High-priced recruit Bradley Hill failed to live up to his billing as one of the premier wingmen in the competition and finished equal 15th in the best and fairest. It was the same position as Jade Gresham who played eight less games. Hill was hurt by the reduction of quarters that hindered his endurance capabilities, but there were too many matches where he lacked impact – including the semi-final loss to Richmond. Paid more than $800,000 per season, now a big watch on his output in 2021.
The round eight win over top-placed Port Adelaide on the Power’s home deck. Ryder was sensational against his former side in tandem with Marshall, while Jones, Steele and Clark were huge through the midfield. And Tim Membrey kicked one of the goals of the year out of mid-air. It was the night St Kilda announced itself to the competition.
Take your pick between the round one loss to North Melbourne or the capitulation to Fremantle just five matches later. The Saints lost despite leading both games by 31 and 37 points respectively. Without dropping them St Kilda would have been in top-four conversations.
How should they approach list management?

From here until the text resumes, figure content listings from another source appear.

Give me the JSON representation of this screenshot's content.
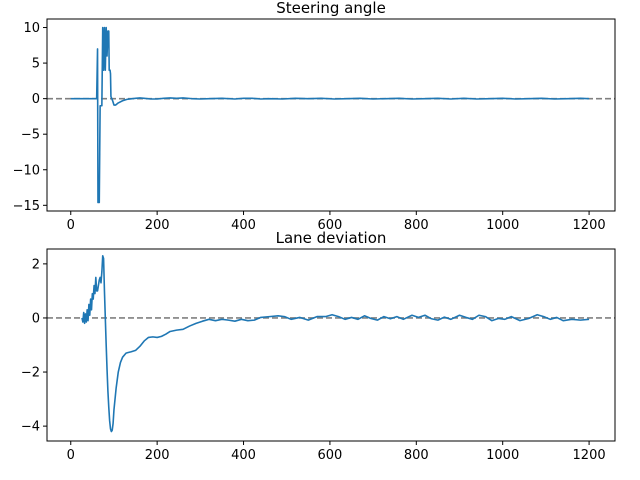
{
  "chart_data": [
    {
      "type": "line",
      "title": "Steering angle",
      "xlabel": "",
      "ylabel": "",
      "xlim": [
        -55,
        1260
      ],
      "ylim": [
        -15.8,
        11.2
      ],
      "xticks": [
        0,
        200,
        400,
        600,
        800,
        1000,
        1200
      ],
      "yticks": [
        -15,
        -10,
        -5,
        0,
        5,
        10
      ],
      "reference_line": {
        "y": 0,
        "style": "dashed",
        "color": "#808080"
      },
      "grid": false,
      "series": [
        {
          "color": "#1f77b4",
          "points": [
            [
              0,
              0
            ],
            [
              60,
              0
            ],
            [
              62,
              7
            ],
            [
              63,
              -14.6
            ],
            [
              66,
              -14.6
            ],
            [
              68,
              -1
            ],
            [
              72,
              -1
            ],
            [
              74,
              10
            ],
            [
              76,
              4
            ],
            [
              78,
              10
            ],
            [
              80,
              4
            ],
            [
              82,
              10
            ],
            [
              84,
              6
            ],
            [
              86,
              9.5
            ],
            [
              88,
              9.5
            ],
            [
              89,
              4
            ],
            [
              91,
              4
            ],
            [
              92,
              3.5
            ],
            [
              93,
              0.3
            ],
            [
              95,
              0
            ],
            [
              97,
              -0.3
            ],
            [
              100,
              -0.9
            ],
            [
              104,
              -0.9
            ],
            [
              110,
              -0.6
            ],
            [
              120,
              -0.3
            ],
            [
              130,
              -0.1
            ],
            [
              150,
              0.05
            ],
            [
              160,
              0.1
            ],
            [
              170,
              0.05
            ],
            [
              185,
              -0.05
            ],
            [
              200,
              -0.05
            ],
            [
              215,
              0.05
            ],
            [
              230,
              0.1
            ],
            [
              245,
              0.05
            ],
            [
              260,
              0.1
            ],
            [
              280,
              0
            ],
            [
              300,
              -0.05
            ],
            [
              320,
              0
            ],
            [
              350,
              0.05
            ],
            [
              380,
              -0.05
            ],
            [
              400,
              0.05
            ],
            [
              420,
              0.05
            ],
            [
              440,
              -0.05
            ],
            [
              460,
              0
            ],
            [
              490,
              -0.05
            ],
            [
              520,
              0.05
            ],
            [
              550,
              0
            ],
            [
              580,
              0.05
            ],
            [
              610,
              -0.05
            ],
            [
              640,
              0
            ],
            [
              670,
              0.05
            ],
            [
              700,
              -0.05
            ],
            [
              730,
              0
            ],
            [
              760,
              0.05
            ],
            [
              790,
              -0.05
            ],
            [
              820,
              0
            ],
            [
              850,
              0.05
            ],
            [
              880,
              -0.05
            ],
            [
              910,
              0.05
            ],
            [
              940,
              -0.05
            ],
            [
              970,
              0
            ],
            [
              1000,
              0.05
            ],
            [
              1030,
              -0.05
            ],
            [
              1060,
              0
            ],
            [
              1090,
              0.05
            ],
            [
              1120,
              -0.05
            ],
            [
              1150,
              0
            ],
            [
              1180,
              0.05
            ],
            [
              1200,
              0
            ]
          ]
        }
      ]
    },
    {
      "type": "line",
      "title": "Lane deviation",
      "xlabel": "",
      "ylabel": "",
      "xlim": [
        -55,
        1260
      ],
      "ylim": [
        -4.55,
        2.55
      ],
      "xticks": [
        0,
        200,
        400,
        600,
        800,
        1000,
        1200
      ],
      "yticks": [
        -4,
        -2,
        0,
        2
      ],
      "reference_line": {
        "y": 0,
        "style": "dashed",
        "color": "#808080"
      },
      "grid": false,
      "series": [
        {
          "color": "#1f77b4",
          "points": [
            [
              26,
              0
            ],
            [
              28,
              -0.15
            ],
            [
              30,
              0.2
            ],
            [
              32,
              -0.2
            ],
            [
              34,
              0.15
            ],
            [
              36,
              -0.15
            ],
            [
              38,
              0.3
            ],
            [
              40,
              -0.1
            ],
            [
              42,
              0.5
            ],
            [
              44,
              0.1
            ],
            [
              46,
              0.7
            ],
            [
              48,
              0.3
            ],
            [
              50,
              0.9
            ],
            [
              52,
              0.7
            ],
            [
              54,
              1.2
            ],
            [
              56,
              0.9
            ],
            [
              58,
              1.5
            ],
            [
              60,
              1.0
            ],
            [
              62,
              1.0
            ],
            [
              64,
              1.2
            ],
            [
              66,
              1.4
            ],
            [
              68,
              1.5
            ],
            [
              70,
              1.3
            ],
            [
              72,
              1.7
            ],
            [
              74,
              2.3
            ],
            [
              76,
              2.2
            ],
            [
              78,
              1.0
            ],
            [
              80,
              0
            ],
            [
              82,
              -1.0
            ],
            [
              84,
              -1.9
            ],
            [
              86,
              -2.7
            ],
            [
              88,
              -3.3
            ],
            [
              90,
              -3.8
            ],
            [
              92,
              -4.1
            ],
            [
              94,
              -4.2
            ],
            [
              96,
              -4.15
            ],
            [
              98,
              -3.9
            ],
            [
              100,
              -3.4
            ],
            [
              105,
              -2.6
            ],
            [
              110,
              -2.0
            ],
            [
              115,
              -1.65
            ],
            [
              120,
              -1.45
            ],
            [
              128,
              -1.3
            ],
            [
              140,
              -1.25
            ],
            [
              150,
              -1.2
            ],
            [
              160,
              -1.05
            ],
            [
              170,
              -0.85
            ],
            [
              180,
              -0.72
            ],
            [
              190,
              -0.7
            ],
            [
              200,
              -0.72
            ],
            [
              210,
              -0.68
            ],
            [
              220,
              -0.6
            ],
            [
              230,
              -0.5
            ],
            [
              245,
              -0.45
            ],
            [
              260,
              -0.42
            ],
            [
              275,
              -0.3
            ],
            [
              290,
              -0.2
            ],
            [
              305,
              -0.12
            ],
            [
              320,
              -0.05
            ],
            [
              335,
              -0.1
            ],
            [
              350,
              -0.05
            ],
            [
              365,
              -0.08
            ],
            [
              380,
              -0.12
            ],
            [
              395,
              -0.05
            ],
            [
              410,
              -0.1
            ],
            [
              425,
              -0.08
            ],
            [
              440,
              0.02
            ],
            [
              460,
              0.05
            ],
            [
              480,
              0.08
            ],
            [
              495,
              0.05
            ],
            [
              510,
              -0.05
            ],
            [
              530,
              0.02
            ],
            [
              550,
              -0.08
            ],
            [
              570,
              0.05
            ],
            [
              590,
              0.05
            ],
            [
              605,
              0.12
            ],
            [
              620,
              0.05
            ],
            [
              635,
              -0.05
            ],
            [
              650,
              0.02
            ],
            [
              665,
              -0.05
            ],
            [
              680,
              0.08
            ],
            [
              695,
              -0.02
            ],
            [
              710,
              -0.08
            ],
            [
              725,
              0.05
            ],
            [
              740,
              -0.03
            ],
            [
              755,
              0.05
            ],
            [
              770,
              -0.05
            ],
            [
              790,
              0.1
            ],
            [
              805,
              0.02
            ],
            [
              820,
              0.1
            ],
            [
              835,
              -0.03
            ],
            [
              850,
              -0.08
            ],
            [
              865,
              0.03
            ],
            [
              880,
              -0.05
            ],
            [
              900,
              0.1
            ],
            [
              915,
              0.02
            ],
            [
              930,
              -0.05
            ],
            [
              945,
              0.1
            ],
            [
              960,
              0.05
            ],
            [
              975,
              -0.1
            ],
            [
              990,
              -0.02
            ],
            [
              1005,
              -0.05
            ],
            [
              1020,
              0.05
            ],
            [
              1040,
              -0.1
            ],
            [
              1060,
              -0.02
            ],
            [
              1080,
              0.12
            ],
            [
              1095,
              0.05
            ],
            [
              1110,
              -0.05
            ],
            [
              1125,
              0.02
            ],
            [
              1140,
              -0.1
            ],
            [
              1160,
              -0.05
            ],
            [
              1180,
              -0.08
            ],
            [
              1200,
              -0.05
            ]
          ]
        }
      ]
    }
  ]
}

Continue to focus on their young core, which they've done, with King, Clark, Coffield, Marshall (all signed through to the end of 2022) and Gresham (2023) all locked in. Then it's time to hit go on a big-name midfielder with room to move in the salary cap. Giant Jye Caldwell is a player of interest, Brad Crouch should be and how about Jordan De Goey?
Early call for 2021
There is no reason the Saints shouldn't be vying for a top-four berth. Brett Ratten called for it in his impressive 'good to great' speech following the semi-final loss. Now they need to make it happen and not just expect results to fall their way with gradual improvement from youth.
Based on expectations under a new coach, the Saints deserve an A for 2020.